Organisations supported | Technologists supported |
Countries: Uganda (8) | Tanzania (4) | South Sudan (2) | Kenya (1) | Ethiopia (1)
Sectors: Sexual minorities (4), Environmental/resource extraction (1) Feminist/women’s rights organisations (3), Information access (1), Journalists/media (1), Human rights, democracy, human rights defenders (6) |
Gender: Female (7) |Male (12)
Nationality: Uganda (8) | Ethiopia (3) | South Sudan (1) | Tanzania (4) | Kenya (3) |
Assessing Organisational Security
Following an initial training on conducting organisational security assessments, the technologists led assessments to determine the status, challenges, past and potential future threats, and attacks on organisations, as well as the capacity of the organisations. The results of the assessments provided insight into the needs and vulnerabilities of the organisations and served as an opportunity to provide feedback to organisational IT staff on quick fixes and strategies to address some of the challenges or incidents identified. Technology solutions explored included the use of Umbrella for DNS server protection, Automox for patch management, and Microsoft 365 hosted tenants for an organisational management and security suite.

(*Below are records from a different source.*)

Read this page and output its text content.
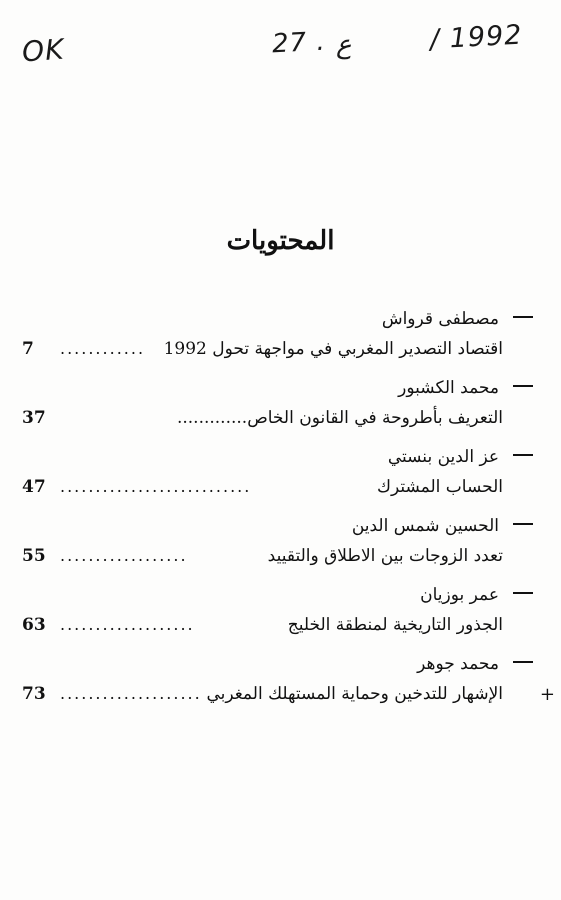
OK	27 . ع	/ 1992
المحتويات
مصطفى قرواش
اقتصاد التصدير المغربي في مواجهة تحول 1992
............
7
محمد الكشبور
التعريف بأطروحة في القانون الخاص.............
37
عز الدين بنستي
الحساب المشترك
...........................
47
الحسين شمس الدين
تعدد الزوجات بين الاطلاق والتقييد
..................
55
عمر بوزيان
الجذور التاريخية لمنطقة الخليج
...................
63
محمد جوهر
+
الإشهار للتدخين وحماية المستهلك المغربي
....................
73
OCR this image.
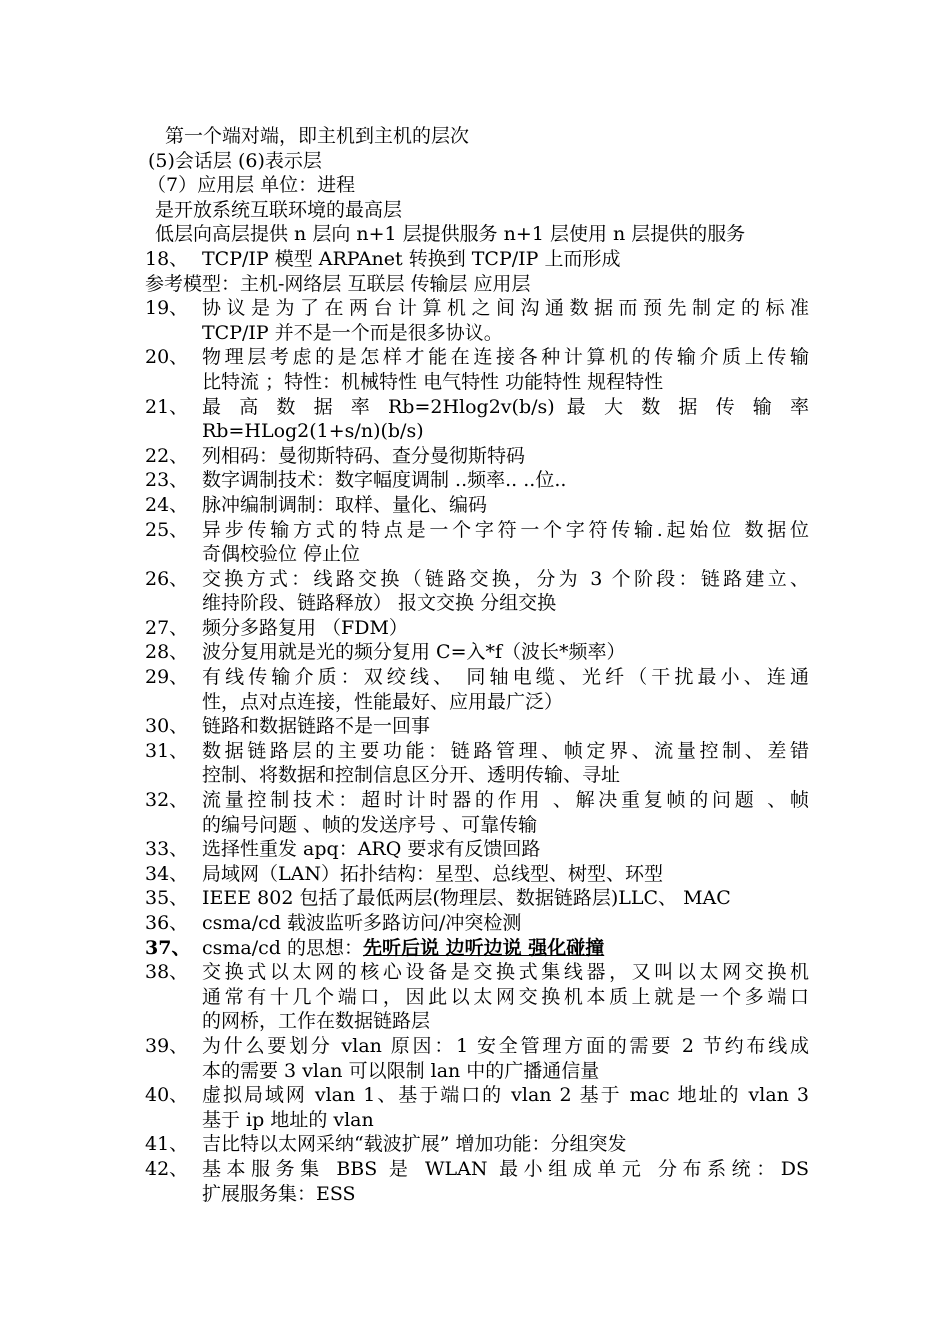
第一个端对端，即主机到主机的层次
(5)会话层 (6)表示层
（7）应用层 单位：进程
是开放系统互联环境的最高层
低层向高层提供 n 层向 n+1 层提供服务 n+1 层使用 n 层提供的服务
18、 TCP/IP 模型 ARPAnet 转换到 TCP/IP 上而形成
参考模型：主机-网络层 互联层 传输层 应用层
19、 协议是为了在两台计算机之间沟通数据而预先制定的标准
TCP/IP 并不是一个而是很多协议。
20、 物理层考虑的是怎样才能在连接各种计算机的传输介质上传输
比特流 ；特性：机械特性 电气特性 功能特性 规程特性
21、 最 高 数 据 率 Rb=2Hlog2v(b/s) 最 大 数 据 传 输 率
Rb=HLog2(1+s/n)(b/s)
22、 列相码：曼彻斯特码、查分曼彻斯特码
23、 数字调制技术：数字幅度调制 ..频率.. ..位..
24、 脉冲编制调制：取样、量化、编码
25、 异步传输方式的特点是一个字符一个字符传输.起始位 数据位
奇偶校验位 停止位
26、 交换方式：线路交换（链路交换，分为 3 个阶段：链路建立、
维持阶段、链路释放） 报文交换 分组交换
27、 频分多路复用 （FDM）
28、 波分复用就是光的频分复用 C=入*f（波长*频率）
29、 有线传输介质：双绞线、 同轴电缆、光纤（干扰最小、连通
性，点对点连接，性能最好、应用最广泛）
30、 链路和数据链路不是一回事
31、 数据链路层的主要功能：链路管理、帧定界、流量控制、差错
控制、将数据和控制信息区分开、透明传输、寻址
32、 流量控制技术：超时计时器的作用 、解决重复帧的问题 、帧
的编号问题 、帧的发送序号 、可靠传输
33、 选择性重发 apq：ARQ 要求有反馈回路
34、 局域网（LAN）拓扑结构：星型、总线型、树型、环型
35、 IEEE 802 包括了最低两层(物理层、数据链路层)LLC、 MAC
36、 csma/cd 载波监听多路访问/冲突检测
37、 csma/cd 的思想：先听后说 边听边说 强化碰撞
38、 交换式以太网的核心设备是交换式集线器，又叫以太网交换机
通常有十几个端口，因此以太网交换机本质上就是一个多端口
的网桥，工作在数据链路层
39、 为什么要划分 vlan 原因：1 安全管理方面的需要 2 节约布线成
本的需要 3 vlan 可以限制 lan 中的广播通信量
40、 虚拟局域网 vlan 1、基于端口的 vlan 2 基于 mac 地址的 vlan 3
基于 ip 地址的 vlan
41、 吉比特以太网采纳“载波扩展” 增加功能：分组突发
42、 基本服务集 BBS 是 WLAN 最小组成单元 分布系统：DS
扩展服务集：ESS
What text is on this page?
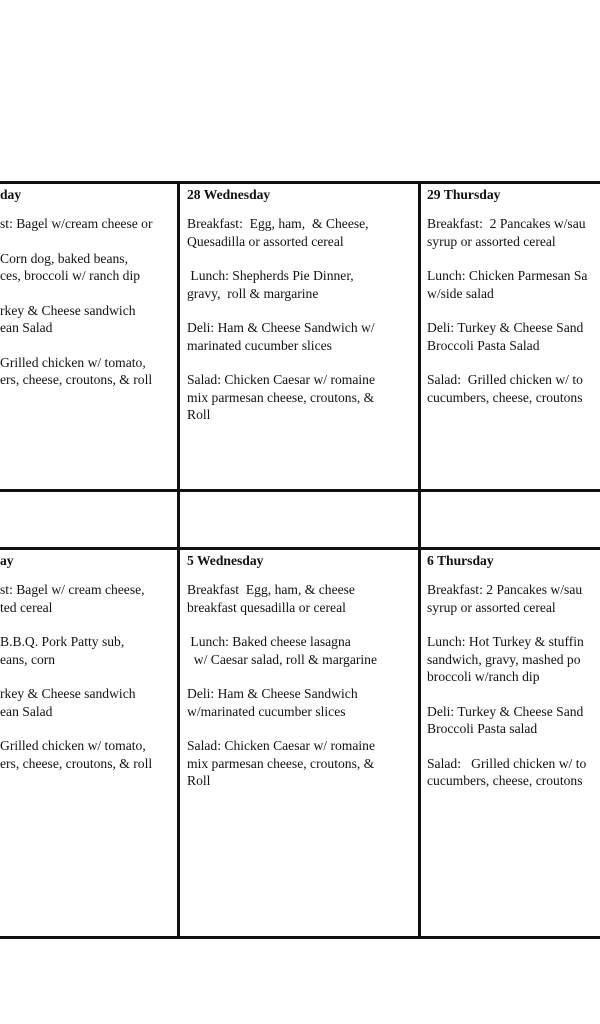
day
st: Bagel w/cream cheese or

Corn dog, baked beans,
ces, broccoli w/ ranch dip
rkey & Cheese sandwich
ean Salad
Grilled chicken w/ tomato,
ers, cheese, croutons, & roll
28 Wednesday
Breakfast:  Egg, ham,  & Cheese,
Quesadilla or assorted cereal
Lunch: Shepherds Pie Dinner,
gravy,  roll & margarine
Deli: Ham & Cheese Sandwich w/
marinated cucumber slices
Salad: Chicken Caesar w/ romaine
mix parmesan cheese, croutons, &
Roll
29 Thursday
Breakfast:  2 Pancakes w/sau
syrup or assorted cereal
Lunch: Chicken Parmesan Sa
w/side salad
Deli: Turkey & Cheese Sand
Broccoli Pasta Salad
Salad:  Grilled chicken w/ to
cucumbers, cheese, croutons
ay
st: Bagel w/ cream cheese,
ted cereal
B.B.Q. Pork Patty sub,
eans, corn
rkey & Cheese sandwich
ean Salad
Grilled chicken w/ tomato,
ers, cheese, croutons, & roll
5 Wednesday
Breakfast  Egg, ham, & cheese
breakfast quesadilla or cereal
Lunch: Baked cheese lasagna
w/ Caesar salad, roll & margarine
Deli: Ham & Cheese Sandwich
w/marinated cucumber slices
Salad: Chicken Caesar w/ romaine
mix parmesan cheese, croutons, &
Roll
6 Thursday
Breakfast: 2 Pancakes w/sau
syrup or assorted cereal
Lunch: Hot Turkey & stuffin
sandwich, gravy, mashed po
broccoli w/ranch dip
Deli: Turkey & Cheese Sand
Broccoli Pasta salad
Salad:   Grilled chicken w/ to
cucumbers, cheese, croutons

The findings of the assessments indicated a need to bolster capacity, organisational practices, and implementation of security and safety measures related to social media platforms usage by the organisations and staff. Several organisations reported losing access to their brand assets, experiencing hacking, and harassment on social media platforms. To this end, a Social Media Asset Continuity and Security Tool was designed and another training for technologists conducted focused on 1) Continuity of organisation control of organisational Facebook/Twitter/Whatsapp for Business accounts; 2) Security of individual staff accounts; and 3) Staff ability to deal with harassment and unwanted messaging on platforms. The technologists went on to conduct safety and security on social media training sessions which benefitted 120 staff of the participating organisations. Other skill-up sessions conducted included on organisational management suites and website security.
Overall, the programme found that skills and protections (software and hardware) were low and inadequate among many HRD organisations and individuals. Also, there were variable levels of technology integration within the organisations.
The various gaps identified were rising during the pandemic when many entities could not readily access support networks and training skills due to restrictions on gatherings arising from Covid-19, making the intervention particularly timely. Indeed, the ToT model helped to transfer skills and knowledge among distributed beneficiaries and build support networks in-country.